- Theatrical release poster
- Directed by: Ferzan Özpetek
- Written by: Gianni Romoli; Valia Santella; Ferzan Özpetek;
- Produced by: Tilde Corsi; Gianni Romoli;
- Starring: Giovanna Mezzogiorno; Alessandro Borghi; Anna Bonaiuto; Peppe Barra; Biagio Forestieri; Luisa Ranieri; Maria Pia Calzone; Carmine Recano; Angela Pagano; Maria Luisa Santella; Loredana Cannata; Lina Sastri; Isabella Ferrari;
- Cinematography: Gian Filippo Corticelli
- Edited by: Leonardo Alberto Moschetta
- Music by: Pasquale Catalano
- Production companies: Warner Bros. Entertainment Italia, R&C Produzioni, Faros Film
- Distributed by: Warner Bros. Pictures
- Release date: 28 December 2017;
- Running time: 113 minutes
- Country: Italy
- Language: Italian
- Box office: $7.2 million

= Naples in Veils =

2017 film by Ferzan Özpetek

Naples in Veils (Napoli velata) is a 2017 thriller film directed by Turkish-Italian filmmaker Ferzan Özpetek. The plot is centered around Adriana, a Naples-based medical examiner in her forties who falls for a younger man and spends the night with him at her place.

==Plot==
During a Neapolitan ceremony involving femminielli at her aunt's house, medical examiner Adriana (Giovanna Mezzogiorno) is seduced by a handsome young man, Andrea (Alessandro Borghi). The two spend a sex-filled night at her place. Andrea asks Adriana to meet again later that afternoon, but he disappoints her by not showing up for the date. The following day, Adriana discovers that the young man on whom she is carrying out a post-mortem examination is Andrea. Someone murdered him and gouged out his eyes. Additionally, Adriana finds out from police inspectors that Andrea had taken pictures of her naked after they had sex. Soon after, she decides to investigate the circumstances surrounding Andrea's mysterious and brutal death.
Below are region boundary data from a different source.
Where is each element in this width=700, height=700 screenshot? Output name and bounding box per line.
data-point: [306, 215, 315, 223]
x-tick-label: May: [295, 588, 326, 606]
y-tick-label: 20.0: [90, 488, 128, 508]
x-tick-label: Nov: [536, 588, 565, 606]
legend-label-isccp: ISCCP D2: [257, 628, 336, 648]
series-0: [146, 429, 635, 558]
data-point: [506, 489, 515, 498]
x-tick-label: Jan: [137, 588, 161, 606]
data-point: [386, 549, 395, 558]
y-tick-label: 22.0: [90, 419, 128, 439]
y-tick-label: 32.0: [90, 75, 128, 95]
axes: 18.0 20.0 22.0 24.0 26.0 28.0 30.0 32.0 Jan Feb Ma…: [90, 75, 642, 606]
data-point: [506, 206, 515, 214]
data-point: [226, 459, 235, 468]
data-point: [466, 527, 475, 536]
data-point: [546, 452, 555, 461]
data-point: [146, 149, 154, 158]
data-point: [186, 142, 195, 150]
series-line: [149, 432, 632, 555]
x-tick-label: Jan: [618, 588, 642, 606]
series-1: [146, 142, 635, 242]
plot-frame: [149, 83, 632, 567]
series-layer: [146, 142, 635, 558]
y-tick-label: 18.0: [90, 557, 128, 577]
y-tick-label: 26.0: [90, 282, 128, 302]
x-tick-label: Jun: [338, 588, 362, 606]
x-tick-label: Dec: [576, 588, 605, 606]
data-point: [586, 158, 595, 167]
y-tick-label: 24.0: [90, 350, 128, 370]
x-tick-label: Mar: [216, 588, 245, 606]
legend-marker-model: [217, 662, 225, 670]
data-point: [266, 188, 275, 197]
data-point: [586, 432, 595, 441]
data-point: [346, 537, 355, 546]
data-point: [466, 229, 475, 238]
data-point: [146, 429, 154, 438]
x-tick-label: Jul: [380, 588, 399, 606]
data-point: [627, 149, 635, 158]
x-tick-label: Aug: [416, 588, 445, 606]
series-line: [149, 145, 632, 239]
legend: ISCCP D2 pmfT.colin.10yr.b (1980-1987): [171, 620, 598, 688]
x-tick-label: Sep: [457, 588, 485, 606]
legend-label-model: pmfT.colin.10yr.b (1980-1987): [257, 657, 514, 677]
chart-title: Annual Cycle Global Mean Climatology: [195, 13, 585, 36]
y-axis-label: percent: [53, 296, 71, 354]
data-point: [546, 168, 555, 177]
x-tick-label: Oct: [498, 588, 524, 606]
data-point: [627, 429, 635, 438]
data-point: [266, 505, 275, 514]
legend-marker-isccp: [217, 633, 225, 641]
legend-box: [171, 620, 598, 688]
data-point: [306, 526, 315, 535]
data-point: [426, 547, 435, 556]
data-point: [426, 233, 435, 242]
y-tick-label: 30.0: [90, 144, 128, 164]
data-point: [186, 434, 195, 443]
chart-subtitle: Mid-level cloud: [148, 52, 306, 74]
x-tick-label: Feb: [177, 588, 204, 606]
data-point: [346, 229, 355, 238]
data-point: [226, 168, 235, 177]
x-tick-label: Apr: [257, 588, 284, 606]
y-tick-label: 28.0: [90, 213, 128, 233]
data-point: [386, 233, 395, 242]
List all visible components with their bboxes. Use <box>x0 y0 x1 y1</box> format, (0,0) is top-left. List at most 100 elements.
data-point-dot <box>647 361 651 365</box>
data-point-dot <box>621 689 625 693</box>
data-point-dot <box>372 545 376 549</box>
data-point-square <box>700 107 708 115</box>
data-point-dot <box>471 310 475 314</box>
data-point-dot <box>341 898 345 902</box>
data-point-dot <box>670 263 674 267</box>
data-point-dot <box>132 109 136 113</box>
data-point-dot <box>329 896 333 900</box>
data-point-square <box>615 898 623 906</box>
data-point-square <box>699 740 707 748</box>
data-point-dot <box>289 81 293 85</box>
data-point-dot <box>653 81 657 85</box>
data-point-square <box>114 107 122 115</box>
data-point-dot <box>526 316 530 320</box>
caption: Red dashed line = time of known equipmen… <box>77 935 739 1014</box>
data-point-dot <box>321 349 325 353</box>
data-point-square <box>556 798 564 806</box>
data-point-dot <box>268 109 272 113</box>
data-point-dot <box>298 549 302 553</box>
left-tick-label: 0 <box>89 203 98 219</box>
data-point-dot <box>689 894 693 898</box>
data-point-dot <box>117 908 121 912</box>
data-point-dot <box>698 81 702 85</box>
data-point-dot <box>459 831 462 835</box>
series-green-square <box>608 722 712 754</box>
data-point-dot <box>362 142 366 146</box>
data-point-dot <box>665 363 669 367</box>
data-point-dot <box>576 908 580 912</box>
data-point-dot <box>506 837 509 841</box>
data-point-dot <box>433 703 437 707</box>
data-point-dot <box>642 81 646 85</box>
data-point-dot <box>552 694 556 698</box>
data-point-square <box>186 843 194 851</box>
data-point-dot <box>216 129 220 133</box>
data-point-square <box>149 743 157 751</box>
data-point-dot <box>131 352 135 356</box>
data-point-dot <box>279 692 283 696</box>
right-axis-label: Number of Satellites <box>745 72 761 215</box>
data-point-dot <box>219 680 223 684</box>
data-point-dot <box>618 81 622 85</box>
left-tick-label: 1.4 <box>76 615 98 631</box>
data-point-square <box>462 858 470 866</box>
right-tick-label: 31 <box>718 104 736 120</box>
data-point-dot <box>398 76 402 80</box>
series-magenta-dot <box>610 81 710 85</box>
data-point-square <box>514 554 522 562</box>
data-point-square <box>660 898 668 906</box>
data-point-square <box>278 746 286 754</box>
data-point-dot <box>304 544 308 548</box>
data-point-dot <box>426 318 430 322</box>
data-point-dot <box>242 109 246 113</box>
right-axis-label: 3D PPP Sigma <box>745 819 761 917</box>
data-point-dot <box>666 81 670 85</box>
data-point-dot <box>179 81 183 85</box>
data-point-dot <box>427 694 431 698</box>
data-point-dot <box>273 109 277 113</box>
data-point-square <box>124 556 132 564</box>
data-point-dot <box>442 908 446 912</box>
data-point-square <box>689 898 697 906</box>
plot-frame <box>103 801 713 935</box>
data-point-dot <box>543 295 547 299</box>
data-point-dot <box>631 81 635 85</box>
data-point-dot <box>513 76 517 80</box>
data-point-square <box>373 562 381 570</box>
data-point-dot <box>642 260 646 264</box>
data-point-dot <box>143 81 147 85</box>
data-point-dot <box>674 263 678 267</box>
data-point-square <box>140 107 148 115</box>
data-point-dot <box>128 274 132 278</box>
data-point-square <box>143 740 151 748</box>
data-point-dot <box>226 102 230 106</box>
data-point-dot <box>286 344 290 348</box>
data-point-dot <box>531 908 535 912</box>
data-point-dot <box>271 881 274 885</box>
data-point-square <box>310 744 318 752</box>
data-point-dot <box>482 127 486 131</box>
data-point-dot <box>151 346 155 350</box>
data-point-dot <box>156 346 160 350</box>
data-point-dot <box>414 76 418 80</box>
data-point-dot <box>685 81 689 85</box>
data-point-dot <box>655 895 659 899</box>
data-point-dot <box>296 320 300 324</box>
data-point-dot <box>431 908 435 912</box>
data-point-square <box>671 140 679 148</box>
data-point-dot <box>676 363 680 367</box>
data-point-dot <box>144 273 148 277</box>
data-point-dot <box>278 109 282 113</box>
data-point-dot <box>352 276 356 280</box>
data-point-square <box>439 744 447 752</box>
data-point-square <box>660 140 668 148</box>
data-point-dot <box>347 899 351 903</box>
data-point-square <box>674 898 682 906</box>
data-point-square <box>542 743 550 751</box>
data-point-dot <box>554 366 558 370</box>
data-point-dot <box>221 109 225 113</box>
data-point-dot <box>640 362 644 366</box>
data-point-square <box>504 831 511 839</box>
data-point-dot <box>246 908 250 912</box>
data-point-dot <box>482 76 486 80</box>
A man who looks exactly like Andrea, however, seems to repeatedly appear around town whenever Adriana is present.

==Cast==
- Giovanna Mezzogiorno as Adriana / Isabella
- Alessandro Borghi as Andrea Galderisi / Luca
- Anna Bonaiuto as Adele
- Peppe Barra as Pasquale
- Luisa Ranieri as Catena
- Maria Pia Calzone as Rosaria
- Lina Sastri as Ludovica
- Isabella Ferrari as Valeria
- Loredana Cannata as Liliana

==Release==
The film was released in Italy on 28 December 2017. Its release for Blu-ray and DVD sales took place on 23 April 2019.

==Reception==
===Box office===
Naples in Veils grossed $0 in the United States and Canada and $7.2 million in other territories, plus $609 with home video sales.

===Critical response===
On review aggregator Rotten Tomatoes, the film holds an approval rating of 86% based on 7 reviews, with an average rating of 6.7/10.